Thanks! We're happy to add more REST API functionality -- could you email us at founders@simplex.sh if you're up to talk further about what you'd like to see? RE: pricing, we're still figuring this out!
I have to say, looks both simple and 20 times better then those horrible no-code solutions with boxes and arrows.
I think you are onto something here.
Thanks, we hope so! That's an interesting conversation -- I'd argue that the graph-based no-code solutions you're referring to are for a different set of people than those commonly found on HN. As a developer I didn't particularly want to work with those tools, so we built this to supercharge our own code-based flows instead. I actually don't think the node-based flows are horrible at all since they successfully enable non-developers/less technical people to use agents/build easy automations.
Nice.
Does it work with sites that have cloudflare antibot (or similar) functions?
Can this use a cloud browser API like browserless?
Yep, any websocket URL works. I see that Browserless offers a websocket URL, so you can use them! You just need to pass in a Playwright browser object into the Simplex constructor.
it fails for this query search("amazon.in", "fitness watch")
Ah, we've whitelisted some websites to prevent abuse -- amazon.in wasn't one of them.
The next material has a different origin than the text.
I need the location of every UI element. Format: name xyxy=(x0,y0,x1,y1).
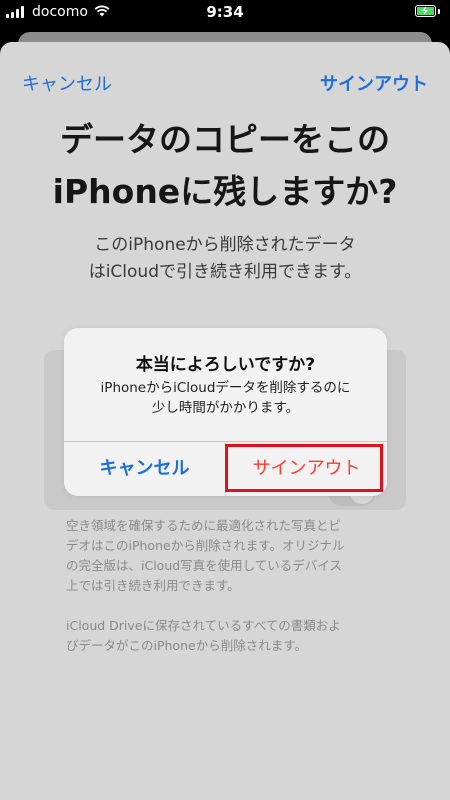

I just whitelisted amazon.in for you and tried the search query -- looks like it works!
+1 for considering how it could have been abused to visit blocked sites and circumvent online protections.
The syntax is also intuitive, although site loading seems pretty slow but maybe that's just the playground and the paid access is much faster.
Yep, we also run all our python code in sandboxes and a few other security measures!
Site loading is pretty now slow due to a combination of 1. traffic we're currently getting, 2. running a remote session, 3. running a few large vision language models, and 4. adding waits to allow pages to load/allow you to view your search results. We're working on cutting our latency significantly since it leads to a better development experience.